В это время из помещения выходит Браво.
— Пойдемте со мной, я вам покажу свой самолет!
Петляя между воронок, мы подходим к его самолету.
— Смотрите! Как вам это нравится?
По моему телу пронеслась легкая дрожь: так сильно была изрешечена пулями его машина.
— Видели что-либо подобное раньше? В меня всадили тридцать пуль. Вместе с выходными отверстиями — всего шестьдесят дырок!
— Главное, что ни одна пуля не задела тебя. Если хоть одна долбанула бы тебя в макушку, ты бы сейчас так не болтал! — как всегда, с насмешкой говорит Сарауса.
— Да, это так, лейтенант Браво! — говорит Клаудин дружески начальственным тоном, кладя ему руку на плечо. —А ты понимаешь, почему это произошло?
— Я слишком увлекся преследованием трех «Мессершмиттов»!
— Значит, вот так: бей, да смотри в оба!
Несколько минут все молча смотрят на самолет,
каждый думает о чем-то своем. Порывы ветра становятся все сильнее и сильнее, мороз крепчает. Мы пытаемся укрыться под обрывом высохшей реки, садимся на голые холодные камни и закуриваем в ожидании, пока приведут в порядок взлетную полосу, чтобы снова подняться в воздух.

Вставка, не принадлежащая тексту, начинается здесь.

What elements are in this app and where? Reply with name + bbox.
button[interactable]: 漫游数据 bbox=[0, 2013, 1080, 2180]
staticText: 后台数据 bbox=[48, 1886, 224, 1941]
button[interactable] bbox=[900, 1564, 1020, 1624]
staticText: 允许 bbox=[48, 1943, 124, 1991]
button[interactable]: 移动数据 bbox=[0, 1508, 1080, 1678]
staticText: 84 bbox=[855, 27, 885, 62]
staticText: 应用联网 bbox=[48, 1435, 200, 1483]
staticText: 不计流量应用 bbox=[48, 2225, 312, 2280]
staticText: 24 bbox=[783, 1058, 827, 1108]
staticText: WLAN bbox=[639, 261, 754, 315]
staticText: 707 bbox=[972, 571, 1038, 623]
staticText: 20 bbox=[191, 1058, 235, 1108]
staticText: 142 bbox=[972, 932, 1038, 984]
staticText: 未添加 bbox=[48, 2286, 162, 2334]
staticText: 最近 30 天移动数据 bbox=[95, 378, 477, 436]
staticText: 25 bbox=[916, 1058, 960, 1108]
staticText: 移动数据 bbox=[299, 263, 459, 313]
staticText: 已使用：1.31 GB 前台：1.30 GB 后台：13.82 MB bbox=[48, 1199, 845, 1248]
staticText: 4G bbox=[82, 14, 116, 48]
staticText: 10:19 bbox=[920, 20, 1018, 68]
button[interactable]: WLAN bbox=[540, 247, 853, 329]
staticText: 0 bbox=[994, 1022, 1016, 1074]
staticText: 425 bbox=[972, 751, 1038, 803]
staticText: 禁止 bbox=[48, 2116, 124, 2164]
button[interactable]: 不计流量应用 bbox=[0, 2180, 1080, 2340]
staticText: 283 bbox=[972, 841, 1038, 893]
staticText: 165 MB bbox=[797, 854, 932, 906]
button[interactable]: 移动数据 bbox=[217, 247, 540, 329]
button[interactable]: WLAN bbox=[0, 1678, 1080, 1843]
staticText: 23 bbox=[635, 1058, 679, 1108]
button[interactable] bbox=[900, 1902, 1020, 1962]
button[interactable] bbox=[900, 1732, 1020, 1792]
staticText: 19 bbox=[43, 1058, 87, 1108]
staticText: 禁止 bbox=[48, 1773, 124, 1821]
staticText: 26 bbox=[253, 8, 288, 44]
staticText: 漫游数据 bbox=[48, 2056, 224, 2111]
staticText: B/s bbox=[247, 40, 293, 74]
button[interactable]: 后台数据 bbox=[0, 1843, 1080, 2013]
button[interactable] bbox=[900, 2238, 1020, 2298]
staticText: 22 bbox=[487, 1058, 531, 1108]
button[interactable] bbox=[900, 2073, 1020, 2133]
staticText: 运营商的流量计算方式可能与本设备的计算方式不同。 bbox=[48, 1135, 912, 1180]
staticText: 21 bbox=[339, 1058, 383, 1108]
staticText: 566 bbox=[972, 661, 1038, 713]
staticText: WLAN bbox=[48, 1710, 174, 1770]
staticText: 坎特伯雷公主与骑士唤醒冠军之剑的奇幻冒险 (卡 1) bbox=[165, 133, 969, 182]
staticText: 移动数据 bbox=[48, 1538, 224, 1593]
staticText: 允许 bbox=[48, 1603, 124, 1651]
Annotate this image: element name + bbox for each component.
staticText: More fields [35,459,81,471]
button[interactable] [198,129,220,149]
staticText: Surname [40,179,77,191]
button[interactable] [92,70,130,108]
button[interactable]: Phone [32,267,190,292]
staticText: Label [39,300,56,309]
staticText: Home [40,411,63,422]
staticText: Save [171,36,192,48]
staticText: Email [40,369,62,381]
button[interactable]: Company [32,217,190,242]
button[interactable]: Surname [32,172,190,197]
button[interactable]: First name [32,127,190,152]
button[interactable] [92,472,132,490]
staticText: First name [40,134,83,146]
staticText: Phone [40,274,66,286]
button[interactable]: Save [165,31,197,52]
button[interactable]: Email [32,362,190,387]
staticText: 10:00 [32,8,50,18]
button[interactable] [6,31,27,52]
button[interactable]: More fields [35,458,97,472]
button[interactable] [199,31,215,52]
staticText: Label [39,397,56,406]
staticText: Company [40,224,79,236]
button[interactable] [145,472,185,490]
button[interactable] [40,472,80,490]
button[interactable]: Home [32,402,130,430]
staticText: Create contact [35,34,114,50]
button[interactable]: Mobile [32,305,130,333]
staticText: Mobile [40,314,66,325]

В сведения об исходе боя, собранные среди пилотов, сразу трудно поверить: сбито семь вражеских самолетов — шесть «Мессершмиттов-109» и один «Юнкерс». Немного позже выясняется, что на нашей территории найдены обломки еще двух вражеских самолетов. Это почти невероятная победа над врагом!
Впервые «Мессершмитты» в таком количестве вступили в бой с нашей авиацией. На этот раз высота и количество были не в нашу пользу, и, кроме того, мы вынуждены были воевать на горизонтальных виражах, на которых возможности наших самолетов ниже, чем у «мессеров»18.
Наша победа — горькая пилюля не только для врага, но и для некоторых высокопоставленных чинов нашего командования, восхвалявших немецкие машины. В считаные минуты эти мифы были развеяны и навсегда похоронены вместе с фашистскими самолетами.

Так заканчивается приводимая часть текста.